Fue el 10 de marzo cuando el mar arrastró a la orilla un ser que parecía de otra era. Una tortuga olivácea, especie catalogada en peligro de extinción y que generalmente transita por las aguas tropicales o cálidas, pero esta vez apareció varada en la fría playa de Pupelde, en Ancud. Inmóvil, exhausta y con los ojos apenas entreabiertos, yacía en la arena como si el océano la hubiera devuelto con pesar. A su alrededor, se congregó una pequeña multitud. Eran vecinos, curiosos y turistas. Gente con buenas intenciones, pero sin conocimiento. Algunos se inclinaban sobre ella con ternura; otros, con apuro, intentaban devolverla al mar, creyendo que así estarían salvando su vida. No sabían que aquel impulso podría condenarla para siempre. La tortuga no tenía fuerzas para resistirse. Su temperatura corporal era baja y su energía casi nula.

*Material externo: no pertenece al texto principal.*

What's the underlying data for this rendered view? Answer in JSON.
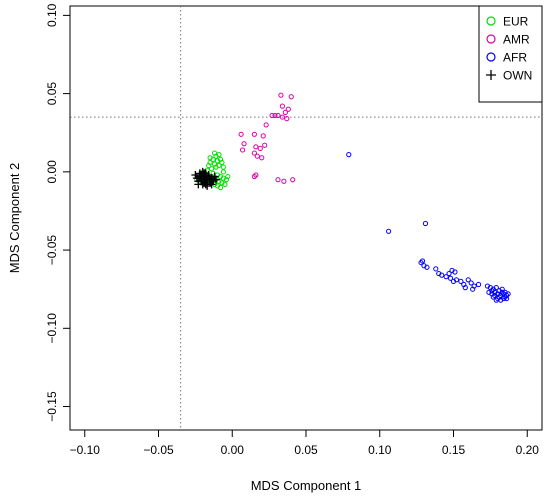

Pasaron apenas unos minutos hasta que llegó al lugar el equipo de Sernapesca. Al ver la escena —la tortuga rodeada de gente y algunos aún intentando devolverla al Pacífico— intervinieron de inmediato. Era evidente: el animal no estaba en condiciones para volver al agua. Inmediatamente los funcionarios activaron el protocolo y en menos de cinco minutos ya estaban en contacto con el centro de conservación Chiloé Silvestre, ubicado en la Reserva Marina Pullinque.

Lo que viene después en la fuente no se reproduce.